How much interesting comments we might have here? I check most common tags: TODO, FIXME, HACK, BUG. I assume that they are not used as name of functions, variables, etc.

$ find ./ \( -name '*.c' -o -name '*.cpp' \) -exec grep -i '\<todo\>' {} \; | wc -l
359
$ find ./ \( -name '*.c' -o -name '*.cpp' \) -exec grep -i '\<fixme\>' {} \; | wc -l
204
$ find ./ \( -name '*.c' -o -name '*.cpp' \) -exec grep -i '\<hack\>' {} \; | wc -l
70
$ find ./ \( -name '*.c' -o -name '*.cpp' \) -exec grep -i '\<bug\>' {} \; | wc -l
9

But wait a second. You said that we are using this tags in development, so what are they doing here? It’s production code.

Welcome in real world! It has limitations. Everything have limitations: Earth surface area, your life, even a feature which you are creating. In some beautiful day your Project Manager might say: Our customer said that we need that feature NOW. So here is my executive order: Push it NOW, just like it is.

OK, let’s take a look on some comments. I changed them (you know – license), but sense is preserved:

//FIXME: it doesn't work

Is not obvious, what doesn’t work? Function, your whole code from commit, your brain? Please be more specific.

//TODO: fix me

Similar to above.

//BUG: random crashes here - need deeper investigation

Not so bad info, but you should never see it in production code.

//HACK: I have no idea how to do it correctly but we have to go on production

No comment.

This list requires some comment. Of course we know about deadlines but the last three examples should never appear in main branch. Somebody didn’t say: Sorry, but we are in middle of nowhere and we can’t PUSH. This comments make me sick when I see them. But believe me – I wish see them, because opposite version, without them, is even worst.

So yes, leave a comment for other developers about your problems, ideas, thoughts about a code, but make it readable. Just after an executive order make same notes, in your bug tracking system, or force adding them by your PM. You should lave a message that not everything were done like it should.
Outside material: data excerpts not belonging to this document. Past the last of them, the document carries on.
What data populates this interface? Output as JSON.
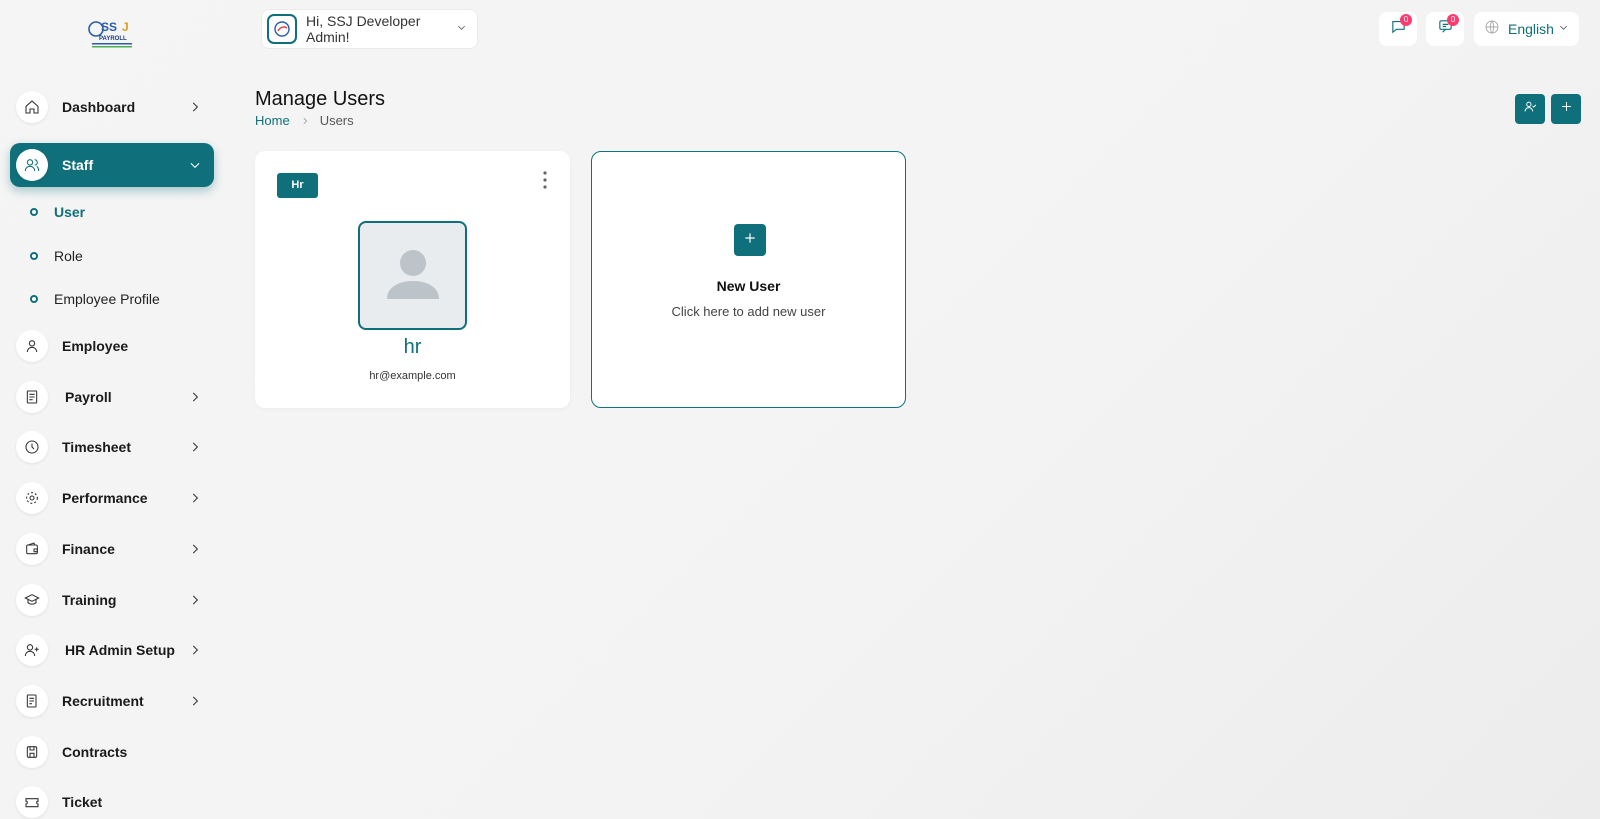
{
  "colors": {
    "accent": "#0f6f7a",
    "badge": "#ff3a6e"
  },
  "logo": {
    "text": "SSJ PAYROLL"
  },
  "header": {
    "greeting": "Hi, SSJ Developer Admin!",
    "messages_count": "0",
    "notifications_count": "0",
    "language": "English"
  },
  "sidebar": {
    "items": [
      {
        "label": "Dashboard",
        "icon": "home-icon"
      },
      {
        "label": "Staff",
        "icon": "users-icon"
      },
      {
        "label": "Employee",
        "icon": "user-icon"
      },
      {
        "label": "Payroll",
        "icon": "receipt-icon"
      },
      {
        "label": "Timesheet",
        "icon": "clock-icon"
      },
      {
        "label": "Performance",
        "icon": "performance-icon"
      },
      {
        "label": "Finance",
        "icon": "wallet-icon"
      },
      {
        "label": "Training",
        "icon": "graduation-cap-icon"
      },
      {
        "label": "HR Admin Setup",
        "icon": "user-plus-icon"
      },
      {
        "label": "Recruitment",
        "icon": "document-icon"
      },
      {
        "label": "Contracts",
        "icon": "save-icon"
      },
      {
        "label": "Ticket",
        "icon": "ticket-icon"
      }
    ],
    "staff_sub": [
      {
        "label": "User"
      },
      {
        "label": "Role"
      },
      {
        "label": "Employee Profile"
      }
    ]
  },
  "page": {
    "title": "Manage Users",
    "breadcrumb_home": "Home",
    "breadcrumb_current": "Users"
  },
  "users": [
    {
      "role": "Hr",
      "name": "hr",
      "email": "hr@example.com"
    }
  ],
  "new_user": {
    "title": "New User",
    "subtitle": "Click here to add new user"
  }
}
When I said go on production it means – go on review, after that tests and push to main branch – shorter path does not exist.


And small reflection on the end. How you can see tags TODO, FIXME are so popular. If your source code is big and you wish use them you can meet small problem. During searching TODO in editor you might visit not only yours comments. Good idea is to have some pattern which is unique. I use my nick name:

//TODO dirdival: add error checking

Easy to find and you always know who is guilty when you see it.